I am trying to understand how to apply Fubini's Theorem to the following lemma
Suppose $A \subset \mathbb{R}^n$ is a compact subset whose intersection with $\left\{ c \right\} \times \mathbb{R}^{n-1}$ has $n-1$-dimensional measure zero for every $c \in \mathbb{R}$. Then $A$ has $n$-dimensional measure zero.
The author claims this lemma follows easily from Fubini's theorem. I was trying trying to spot how to apply the theorem by observing
$$ A = \bigcup_{c \in \mathbb{R}} \left(\left\{ c \right\} \times \mathbb{R}^{n-1} \right) \cap A $$
So $m(A) = m(\bigcup_{c \in \mathbb{R}} \left(\left\{ c \right\} \times \mathbb{R}^{n-1} \cap A\right))$ (here $m$ is the Lebesgue measure) but I don't know if this is any useful (I guess I was trying to write $A$ as product space so I could apply the theorem, but it doesn't look like I am going anywhere with this.
Can you maybe explain how to apply the theorem?
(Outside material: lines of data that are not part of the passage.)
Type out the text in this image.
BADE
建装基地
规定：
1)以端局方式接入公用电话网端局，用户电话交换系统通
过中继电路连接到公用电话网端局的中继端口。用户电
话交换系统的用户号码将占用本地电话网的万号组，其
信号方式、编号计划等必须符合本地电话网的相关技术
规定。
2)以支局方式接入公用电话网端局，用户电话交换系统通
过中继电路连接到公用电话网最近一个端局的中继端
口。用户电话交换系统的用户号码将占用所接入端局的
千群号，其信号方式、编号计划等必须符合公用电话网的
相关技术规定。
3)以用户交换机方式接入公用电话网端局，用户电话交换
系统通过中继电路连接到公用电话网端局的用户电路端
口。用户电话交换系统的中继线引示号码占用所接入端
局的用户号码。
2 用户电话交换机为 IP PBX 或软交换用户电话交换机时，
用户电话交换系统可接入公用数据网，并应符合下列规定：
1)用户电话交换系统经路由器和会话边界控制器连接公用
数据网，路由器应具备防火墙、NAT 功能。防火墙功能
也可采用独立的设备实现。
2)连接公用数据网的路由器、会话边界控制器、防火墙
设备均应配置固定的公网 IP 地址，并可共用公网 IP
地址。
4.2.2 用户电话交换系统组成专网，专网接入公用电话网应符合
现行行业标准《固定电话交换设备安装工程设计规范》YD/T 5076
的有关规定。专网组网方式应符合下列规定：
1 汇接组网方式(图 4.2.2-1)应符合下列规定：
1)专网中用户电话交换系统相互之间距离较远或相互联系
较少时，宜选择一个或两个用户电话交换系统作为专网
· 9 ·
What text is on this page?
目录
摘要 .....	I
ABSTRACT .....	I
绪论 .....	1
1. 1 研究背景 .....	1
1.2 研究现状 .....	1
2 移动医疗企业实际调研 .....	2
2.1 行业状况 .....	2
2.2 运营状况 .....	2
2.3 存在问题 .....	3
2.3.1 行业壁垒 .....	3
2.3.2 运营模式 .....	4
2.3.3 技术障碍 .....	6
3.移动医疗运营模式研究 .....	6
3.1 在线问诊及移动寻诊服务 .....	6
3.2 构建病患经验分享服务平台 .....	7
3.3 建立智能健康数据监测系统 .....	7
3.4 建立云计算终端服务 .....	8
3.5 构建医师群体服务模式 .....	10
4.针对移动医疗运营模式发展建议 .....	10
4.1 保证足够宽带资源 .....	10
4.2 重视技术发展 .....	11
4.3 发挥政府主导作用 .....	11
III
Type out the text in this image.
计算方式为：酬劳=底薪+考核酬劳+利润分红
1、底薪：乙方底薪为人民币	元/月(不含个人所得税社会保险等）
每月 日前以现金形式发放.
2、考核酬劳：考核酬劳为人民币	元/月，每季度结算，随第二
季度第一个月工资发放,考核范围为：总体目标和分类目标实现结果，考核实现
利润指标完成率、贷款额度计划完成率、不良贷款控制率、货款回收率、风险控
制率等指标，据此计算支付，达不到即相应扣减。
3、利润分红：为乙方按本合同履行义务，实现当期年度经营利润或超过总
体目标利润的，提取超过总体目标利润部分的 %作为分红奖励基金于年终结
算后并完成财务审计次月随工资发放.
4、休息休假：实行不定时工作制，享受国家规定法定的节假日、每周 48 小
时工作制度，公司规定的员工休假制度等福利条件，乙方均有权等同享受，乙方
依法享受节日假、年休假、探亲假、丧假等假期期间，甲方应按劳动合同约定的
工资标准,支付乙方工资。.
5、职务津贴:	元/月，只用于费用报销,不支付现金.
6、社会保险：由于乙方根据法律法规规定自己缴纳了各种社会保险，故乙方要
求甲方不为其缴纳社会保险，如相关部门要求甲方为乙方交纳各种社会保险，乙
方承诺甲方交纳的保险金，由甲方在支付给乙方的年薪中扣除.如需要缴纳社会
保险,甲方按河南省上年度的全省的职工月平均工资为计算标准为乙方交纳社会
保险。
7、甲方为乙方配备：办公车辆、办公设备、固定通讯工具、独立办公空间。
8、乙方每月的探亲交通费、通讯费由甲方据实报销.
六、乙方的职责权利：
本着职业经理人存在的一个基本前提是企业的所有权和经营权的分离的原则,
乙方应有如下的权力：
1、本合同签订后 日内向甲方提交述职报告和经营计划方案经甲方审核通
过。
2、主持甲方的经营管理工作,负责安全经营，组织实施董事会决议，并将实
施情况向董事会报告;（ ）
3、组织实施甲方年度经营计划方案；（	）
I'll answer my own question, since I was encouraged to do so, however I think my use of notation isn't correct and it would be great if anyone would check. I'll denote with $m_n$ the $n$-dimensional Lebesgue measure and $\chi_A$ the characteristic function of the set $A$. Now we have
$$ m_{n}(A) = \int_{A} dm_n = \int_{\mathbb{R}^n} \chi_A dm_n = \int_{\mathbb{R}\times \mathbb{R}^{n-1}} \chi_A dm_n = \int_{\mathbb{R}} \int_{\mathbb{R}^{n-1}} \chi_A d(m \times m_{n-1}) = \int_{\mathbb{R}} \left( \int_{\mathbb{R}^{n-1}} \chi_A dm_{n-1} \right) \times dm = \int_{\mathbb{R}} \left( \int_{\mathbb{R}^{n-1}} \chi_A(x^1,\ldots,x^n) dm_{n-1}(x^2,\ldots,x^n) \right) \times dm(x^1) = \int_{\mathbb{R}} \left( \int_{A \cap \left\{ x^1 \right\} \times \mathbb{R}^{n-1}} dm_{n-1}(x^2,\ldots,x^n) \right) \times dm(x^1) = \int_{\mathbb{R}} m_{n-1}(A \cap \left\{ x^1 \right\} \times \mathbb{R}^{n-1}) d_m(x^1) $$
By hypothesis we have
$$ m_{n-1}(A \cap \left\{ x^1 \right\} \times \mathbb{R}^{n-1}) = 0 $$
So we have $m_n(A) = 0$
My only doubt is the writing of
$$ \int_{\mathbb{R}^{n-1}} \chi_A d m_{n-1} = \int_{A \cap \left\{ x^1 \right\} \times \mathbb{R}^{n-1}} dm_{n-1} $$
Is it correct?
I think I can justify by defining the family of functions $\left\{ \varphi_{x^1} \right\}$ where $$ \varphi_{x^1} : \mathbb{R}^{n-1} \to A\cap\left\{ x^1 \right\} \times \mathbb{R}^{n-1} $$ for every $x^1 \in \mathbb{R}$ this is defined as $\varphi_{x^1}(x^2,\ldots,x^n) = \left( x^1,x^2,\dots, x^n \right)$
With this definition I can write $$ \int_{\mathbb{R}^{n-1}} \chi_A d m_{n-1} = \int_{\varphi_{x^1}^{-1} (A\cap\left\{ x^1 \right\} \times \mathbb{R}^{n-1})} \chi_A \circ \varphi_{x^1} (x^2,\ldots,x^n) d \left( m_{n-1} \circ \varphi_{x^1}\right)(x^1,x^2,\ldots,x^n) = \int_{\varphi_{x^1}^{-1} (A\cap\left\{ x^1 \right\} \times \mathbb{R}^{n-1})} \chi_{\varphi_{x^1}^{-1} (A\cap\left\{ x^1 \right\} \times \mathbb{R}^{n-1})} (x^2,\ldots,x^n) d \left( m_{n-1} \circ \varphi_{x^1}\right)(x^1,x^2,\ldots,x^n) = \int_{\varphi_{x^1}^{-1} (A\cap\left\{ x^1 \right\} \times \mathbb{R}^{n-1})} d \left( m_{n-1} \circ \varphi_{x^1}\right)(x^1,x^2,\ldots,x^n) = \left( m_{n-1} \circ \varphi_{x^1}^{-1} \right) (A\cap\left\{ x^1 \right\} \times \mathbb{R}^{n-1}) $$
I think this looks more correct, but I am still in doubt... I think I am getting closer anyway.